In a final panel discussion, various activities against the depiction of animal suffering were reported. Dr. med vet. Olaf Türck, Fressnapf Tierfutter GmbH, pointed out the importance of not including animal suffering in advertising. Fressnapf has been taking action against depictions relevant to animal welfare for 10 years and has developed its own influencer guide to recognize situations when animals are suffering. This guide is intended to help companies develop greater expertise and judgment in identifying and, if necessary, blocking animal welfare-related posts. Pet retailers should not work with pet- influencers who post content that depicts animal suffering. However, these petinfluencers should not be completely excluded, but rather included in an informative manner.
In order to prevent animal suffering, it is always important to impart correct knowledge of animals.
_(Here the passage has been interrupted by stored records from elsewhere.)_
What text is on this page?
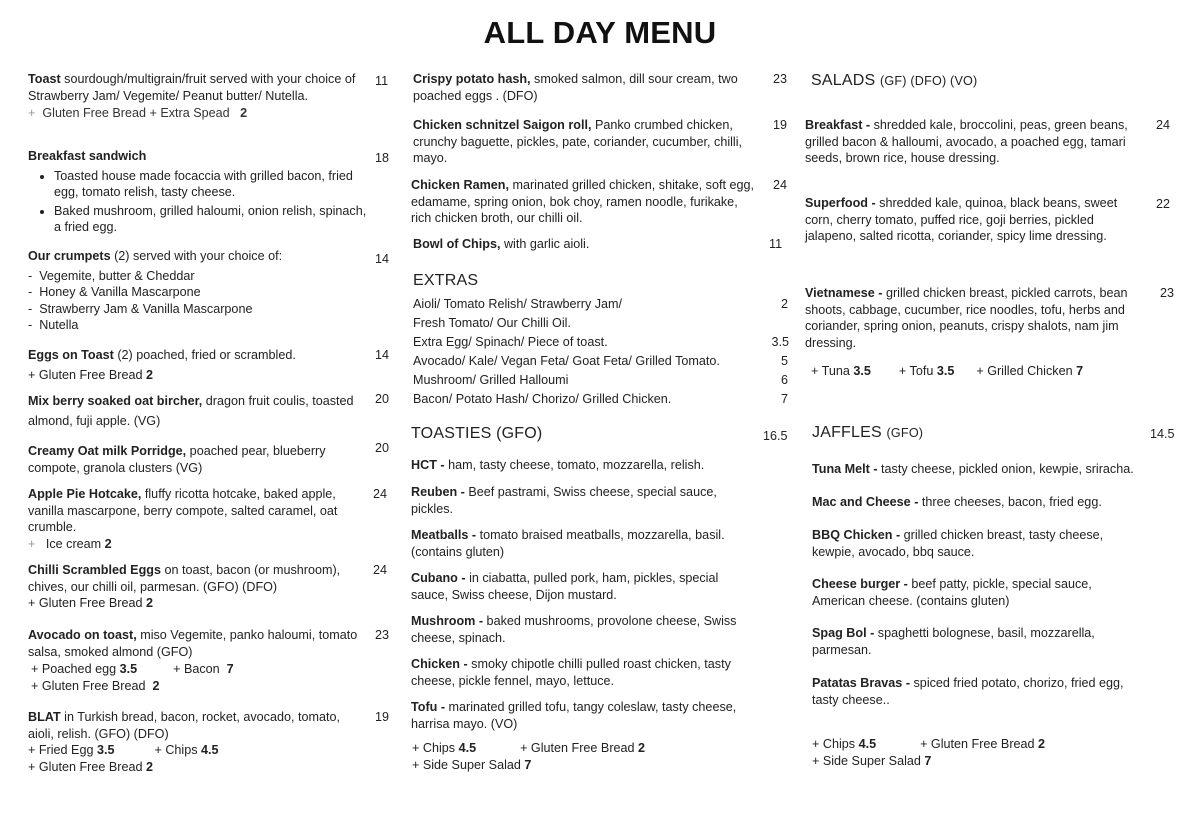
ALL DAY MENU
Toast sourdough/multigrain/fruit served with your choice of Strawberry Jam/ Vegemite/ Peanut butter/ Nutella.
+ Gluten Free Bread + Extra Spead 2
11
Breakfast sandwich
• Toasted house made focaccia with grilled bacon, fried egg, tomato relish, tasty cheese.
• Baked mushroom, grilled haloumi, onion relish, spinach, a fried egg.
18
Our crumpets (2) served with your choice of:
- Vegemite, butter & Cheddar
- Honey & Vanilla Mascarpone
- Strawberry Jam & Vanilla Mascarpone
- Nutella
14
Eggs on Toast (2) poached, fried or scrambled.
+ Gluten Free Bread 2
14
Mix berry soaked oat bircher, dragon fruit coulis, toasted almond, fuji apple. (VG)
20
Creamy Oat milk Porridge, poached pear, blueberry compote, granola clusters (VG)
20
Apple Pie Hotcake, fluffy ricotta hotcake, baked apple, vanilla mascarpone, berry compote, salted caramel, oat crumble.
+ Ice cream 2
24
Chilli Scrambled Eggs on toast, bacon (or mushroom), chives, our chilli oil, parmesan. (GFO) (DFO)
+ Gluten Free Bread 2
24
Avocado on toast, miso Vegemite, panko haloumi, tomato salsa, smoked almond (GFO)
+ Poached egg 3.5	+ Bacon 7
+ Gluten Free Bread 2
23
BLAT in Turkish bread, bacon, rocket, avocado, tomato, aioli, relish. (GFO) (DFO)
+ Fried Egg 3.5	+ Chips 4.5
+ Gluten Free Bread 2
19
Crispy potato hash, smoked salmon, dill sour cream, two poached eggs . (DFO)
23
Chicken schnitzel Saigon roll, Panko crumbed chicken, crunchy baguette, pickles, pate, coriander, cucumber, chilli, mayo.
19
Chicken Ramen, marinated grilled chicken, shitake, soft egg, edamame, spring onion, bok choy, ramen noodle, furikake, rich chicken broth, our chilli oil.
24
Bowl of Chips, with garlic aioli.	11
EXTRAS
Aioli/ Tomato Relish/ Strawberry Jam/	2
Fresh Tomato/ Our Chilli Oil.
Extra Egg/ Spinach/ Piece of toast.	3.5
Avocado/ Kale/ Vegan Feta/ Goat Feta/ Grilled Tomato.	5
Mushroom/ Grilled Halloumi	6
Bacon/ Potato Hash/ Chorizo/ Grilled Chicken.	7
TOASTIES (GFO)	16.5
HCT - ham, tasty cheese, tomato, mozzarella, relish.
Reuben - Beef pastrami, Swiss cheese, special sauce, pickles.
Meatballs - tomato braised meatballs, mozzarella, basil. (contains gluten)
Cubano - in ciabatta, pulled pork, ham, pickles, special sauce, Swiss cheese, Dijon mustard.
Mushroom - baked mushrooms, provolone cheese, Swiss cheese, spinach.
Chicken - smoky chipotle chilli pulled roast chicken, tasty cheese, pickle fennel, mayo, lettuce.
Tofu - marinated grilled tofu, tangy coleslaw, tasty cheese, harrisa mayo. (VO)
+ Chips 4.5	+ Gluten Free Bread 2
+ Side Super Salad 7
SALADS (GF) (DFO) (VO)
Breakfast - shredded kale, broccolini, peas, green beans, grilled bacon & halloumi, avocado, a poached egg, tamari seeds, brown rice, house dressing.
24
Superfood - shredded kale, quinoa, black beans, sweet corn, cherry tomato, puffed rice, goji berries, pickled jalapeno, salted ricotta, coriander, spicy lime dressing.
22
Vietnamese - grilled chicken breast, pickled carrots, bean shoots, cabbage, cucumber, rice noodles, tofu, herbs and coriander, spring onion, peanuts, crispy shalots, nam jim dressing.
23
+ Tuna 3.5 + Tofu 3.5 + Grilled Chicken 7
JAFFLES (GFO)	14.5
Tuna Melt - tasty cheese, pickled onion, kewpie, sriracha.
Mac and Cheese - three cheeses, bacon, fried egg.
BBQ Chicken - grilled chicken breast, tasty cheese, kewpie, avocado, bbq sauce.
Cheese burger - beef patty, pickle, special sauce, American cheese. (contains gluten)
Spag Bol - spaghetti bolognese, basil, mozzarella, parmesan.
Patatas Bravas - spiced fried potato, chorizo, fried egg, tasty cheese..
+ Chips 4.5	+ Gluten Free Bread 2
+ Side Super Salad 7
Responsible treatment of animals begins in childhood. Andrea Lipka from the Animal Protection Association in Austria reported on how children can learn to treat animals with care and respect. The animal protection association also conveys that animal protection knowledge can bring a lot of joy. Children are very receptive to this topic and understand immediately what it is about. It is also important to create a positive approach to this topic and show whatpositiveanimalvideoscanlooklike. The participants of the panel discussion also agreed not to support the depiction of torture breeding but rather to draw attention to it. A lot of money is still made by displaying problematic breeds on social networks. Ina Wingender launched the @ mopsaktivismus initiative on Instagram to raise awareness about the responsibility when acquiring such an animal and presenting it on social networks. Wingender unknowingly bought a pug himself years ago and has so far invested €23,000 in operation costs. Videos with torture or animal suffering should not only be condemned. It is important to take targeted action against publication and, if necessary, to take the necessary steps on your own initiative. Finally, Dr. Michaela Fels from the University of Veterinary Medicine Hanover explained the topic will remain relevant even after the project has been completed. The topic and the work has to be continued in order to reach and educate as many people as possible with your own social media presence.